Actually, Yusuf was quite certain it was not in Zeba’s interests to have the case scrutinized by a reporter. The trial of the lynched woman’s murderers was still fresh on the minds of the people. College students were paying attention. Women’s rights organizations were poised to march behind banners. What would start off as a battered woman retaliating against her blasphemous husband would quickly disintegrate into a witch hunt. Yusuf pictured, without much stretch of his imagination, a mob dragging Zeba’s body down the street and taking turns beating her with sticks and bricks and car parts.
“What does the reporter want to cover exactly?” Yusuf asked. “Has he heard what people are saying about the husband?”
“I’m not sure,” Qazi Najeeb admitted. “But if he’s one of those pushy reporters from the city, he’ll be asking lots of questions and it’s possible that’ll come up. Hakimi was pretty surprised by the number of people who came forward in this mess.”

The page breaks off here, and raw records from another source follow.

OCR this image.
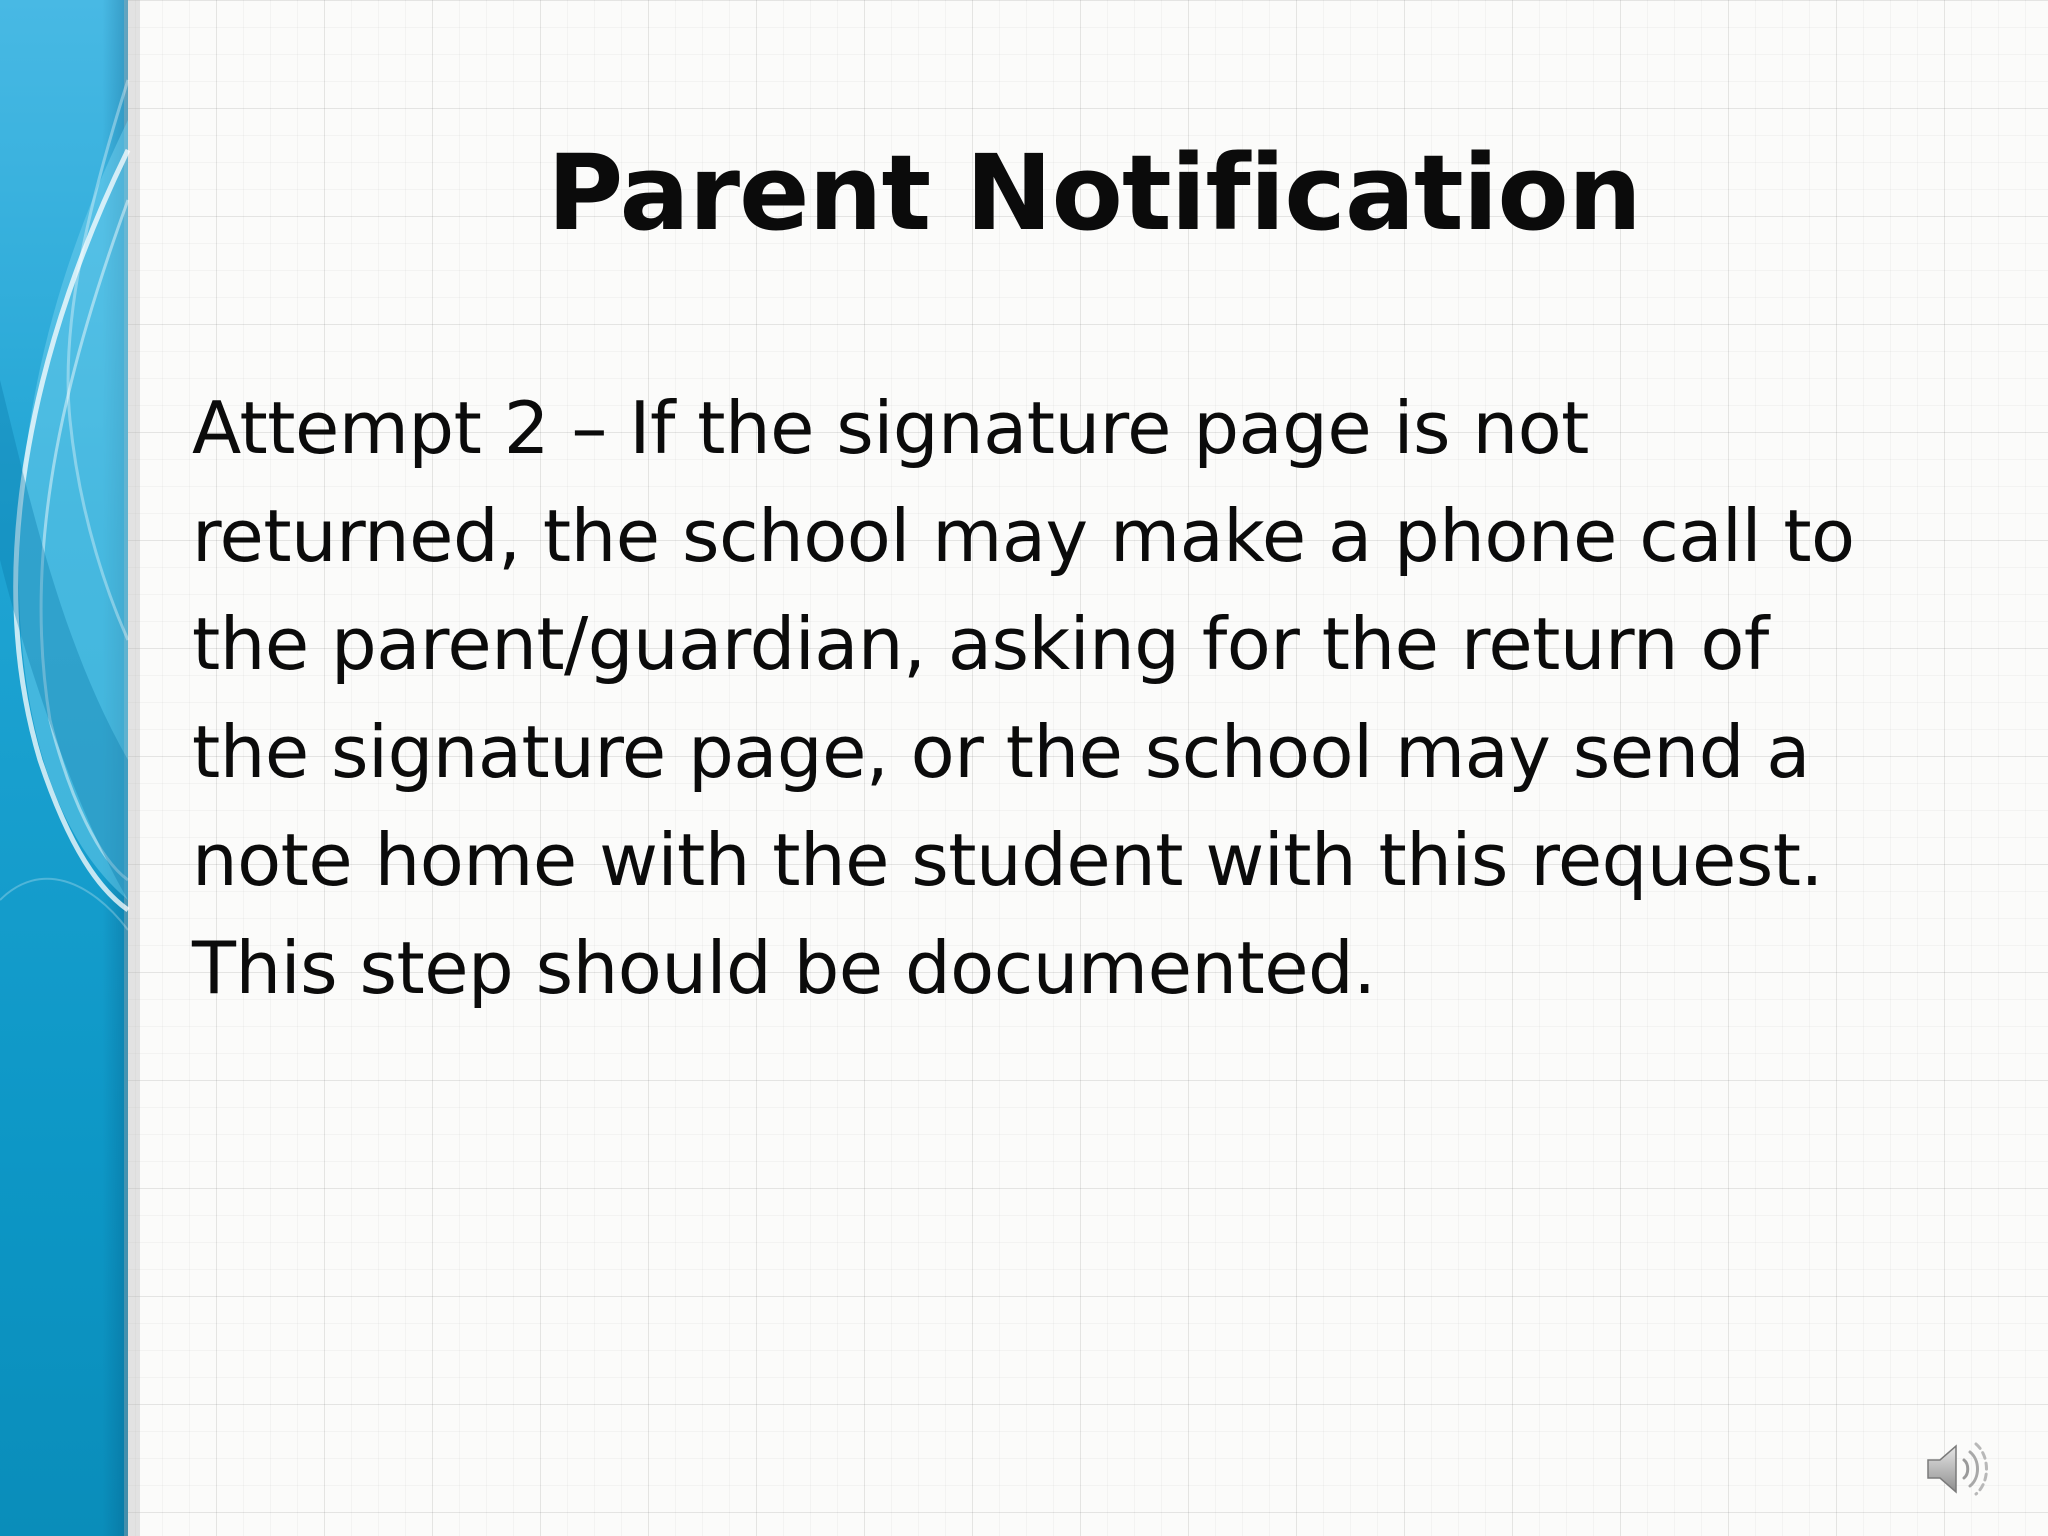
Parent Notification
Attempt 2 – If the signature page is not
returned, the school may make a phone call to
the parent/guardian, asking for the return of
the signature page, or the school may send a
note home with the student with this request.
This step should be documented.
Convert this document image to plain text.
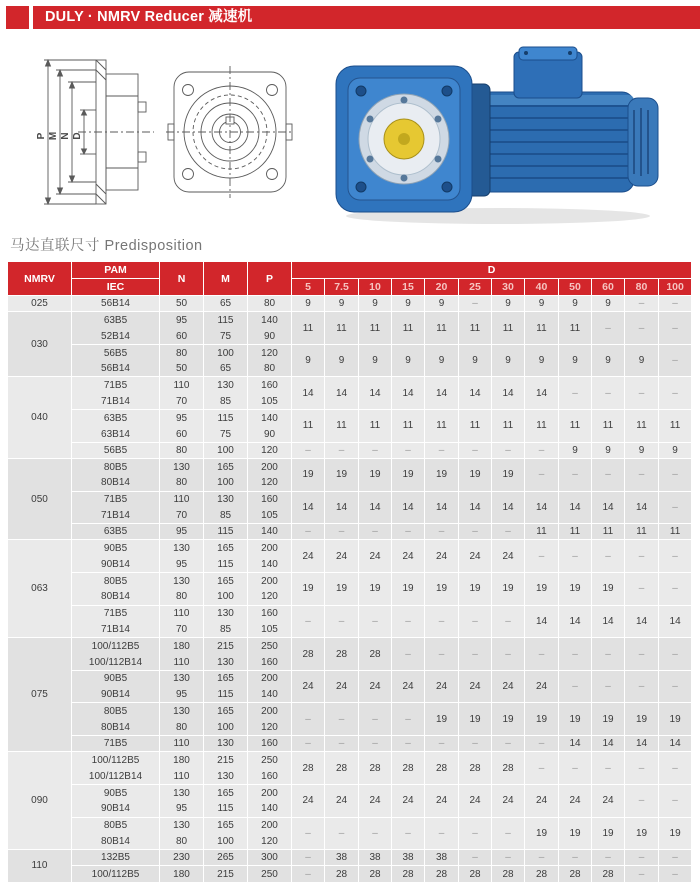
DULY · NMRV Reducer 减速机
P M N D
马达直联尺寸 Predisposition
NMRV	PAM	N	M	P	D											
	IEC				5	7.5	10	15	20	25	30	40	50	60	80	100
025	56B14	50	65	80	9	9	9	9	9	–	9	9	9	9	–	–
030	63B5	95	115	140	11	11	11	11	11	11	11	11	11	–	–	–
	52B14	60	75	90												
	56B5	80	100	120	9	9	9	9	9	9	9	9	9	9	9	–
	56B14	50	65	80												
040	71B5	110	130	160	14	14	14	14	14	14	14	14	–	–	–	–
	71B14	70	85	105												
	63B5	95	115	140	11	11	11	11	11	11	11	11	11	11	11	11
	63B14	60	75	90												
	56B5	80	100	120	–	–	–	–	–	–	–	–	9	9	9	9
050	80B5	130	165	200	19	19	19	19	19	19	19	–	–	–	–	–
	80B14	80	100	120												
	71B5	110	130	160	14	14	14	14	14	14	14	14	14	14	14	–
	71B14	70	85	105												
	63B5	95	115	140	–	–	–	–	–	–	–	11	11	11	11	11
063	90B5	130	165	200	24	24	24	24	24	24	24	–	–	–	–	–
	90B14	95	115	140												
	80B5	130	165	200	19	19	19	19	19	19	19	19	19	19	–	–
	80B14	80	100	120												
	71B5	110	130	160	–	–	–	–	–	–	–	14	14	14	14	14
	71B14	70	85	105												
075	100/112B5	180	215	250	28	28	28	–	–	–	–	–	–	–	–	–
	100/112B14	110	130	160												
	90B5	130	165	200	24	24	24	24	24	24	24	24	–	–	–	–
	90B14	95	115	140												
	80B5	130	165	200	–	–	–	–	19	19	19	19	19	19	19	19
	80B14	80	100	120												
	71B5	110	130	160	–	–	–	–	–	–	–	–	14	14	14	14
090	100/112B5	180	215	250	28	28	28	28	28	28	28	–	–	–	–	–
	100/112B14	110	130	160												
	90B5	130	165	200	24	24	24	24	24	24	24	24	24	24	–	–
	90B14	95	115	140												
	80B5	130	165	200	–	–	–	–	–	–	–	19	19	19	19	19
	80B14	80	100	120												
110	132B5	230	265	300	–	38	38	38	38	–	–	–	–	–	–	–
	100/112B5	180	215	250	–	28	28	28	28	28	28	28	28	28	–	–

Yusuf’s fingertips rubbed circles at his temples, his elbows on his knees. It was hot today, and the buzzing electric fan in the judge’s office was fighting an uphill battle, swirling the same hot air in the small space between the three men. Yusuf could feel the dampness of his collar and underarms.
Something had happened in that village after his visit. It was as if people had been biting their tongues and waiting for a sign that it was okay to shout out Kamal’s sins.
“I’ll tell you how I feel,” Qazi Najeeb said, wiping his brow with a handkerchief. “I’m tired of the way things have been. People think just because I’m a judge that anything I have has come to me by way of bribes. I don’t blame them for thinking so. Everyone knows the economics of having a case dismissed or a person let out of prison. I’m not immune. I can say that much.”
The two lawyers shot each other uncomfortable glances. Qazi Najeeb seemed not to be speaking directly to them anyway. It sounded as if he’d rehearsed these lines in his mind and was using the lawyers as a live audience.